The Importance of PDEs for Modeling and Simulation on Peta and Exascale Systems

As scientists and engineers tackle more complex problems involving multiphysics and multiscales and then seek to solve these problems through computation, the partial differential equation formulations which incorporate and more closely approximate the complex physical or biological phenomena being modeled will also be important to unlocking the approach taken on Peta and Exascale systems. Scientists and engineers working on problems in such areas as aerospace, biology, climate modeling, energy and other areas demand ever increasing compute power for their problems. For Petascale and Exascale systems to be useful massive parallelism at the chip level is not sufficient. I will describe some of the challenges that will need to be considered in designing Petascale and eventually Exascale systems. Through the combination of High Performance Computing (HPC) hardware coupled with novel mathematical and algorithmic approaches emerging from the original PDE formulations some efforts toward breakthroughs in science and engineering are described.
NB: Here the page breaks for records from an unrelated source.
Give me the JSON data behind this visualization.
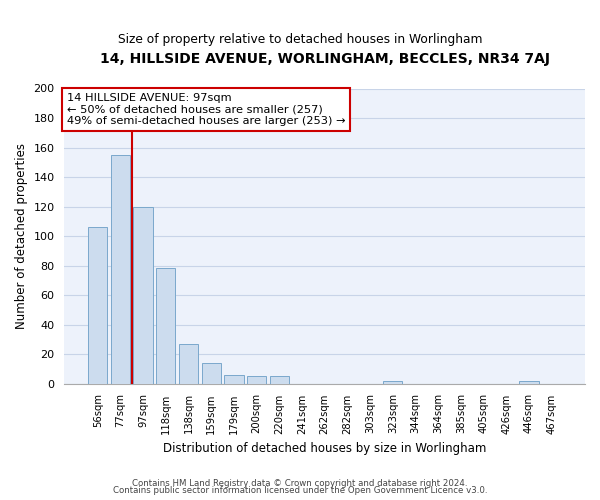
{
  "title1": "14, HILLSIDE AVENUE, WORLINGHAM, BECCLES, NR34 7AJ",
  "title2": "Size of property relative to detached houses in Worlingham",
  "xlabel": "Distribution of detached houses by size in Worlingham",
  "ylabel": "Number of detached properties",
  "bar_labels": [
    "56sqm",
    "77sqm",
    "97sqm",
    "118sqm",
    "138sqm",
    "159sqm",
    "179sqm",
    "200sqm",
    "220sqm",
    "241sqm",
    "262sqm",
    "282sqm",
    "303sqm",
    "323sqm",
    "344sqm",
    "364sqm",
    "385sqm",
    "405sqm",
    "426sqm",
    "446sqm",
    "467sqm"
  ],
  "bar_values": [
    106,
    155,
    120,
    78,
    27,
    14,
    6,
    5,
    5,
    0,
    0,
    0,
    0,
    2,
    0,
    0,
    0,
    0,
    0,
    2,
    0
  ],
  "bar_color": "#ccdcee",
  "bar_edge_color": "#7aa8cc",
  "highlight_color": "#cc0000",
  "vline_bar_index": 2,
  "annotation_title": "14 HILLSIDE AVENUE: 97sqm",
  "annotation_line1": "← 50% of detached houses are smaller (257)",
  "annotation_line2": "49% of semi-detached houses are larger (253) →",
  "ylim": [
    0,
    200
  ],
  "yticks": [
    0,
    20,
    40,
    60,
    80,
    100,
    120,
    140,
    160,
    180,
    200
  ],
  "footnote1": "Contains HM Land Registry data © Crown copyright and database right 2024.",
  "footnote2": "Contains public sector information licensed under the Open Government Licence v3.0.",
  "bg_color": "#edf2fb",
  "grid_color": "#c8d4e8"
}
While progress is being made, there remain many challenges for the mathematical and computational science community to apply ultra-scale, multi-core systems to “Big” science problems with impact on society. In conclusion, some discussion not only on the most obvious way to use ultra-scale, multi-core HPC systems will be given but also some thoughts on incorporating more physics in the algorithms derived from the PDE models which might allow us to better use such systems to tackle previously intractable problems.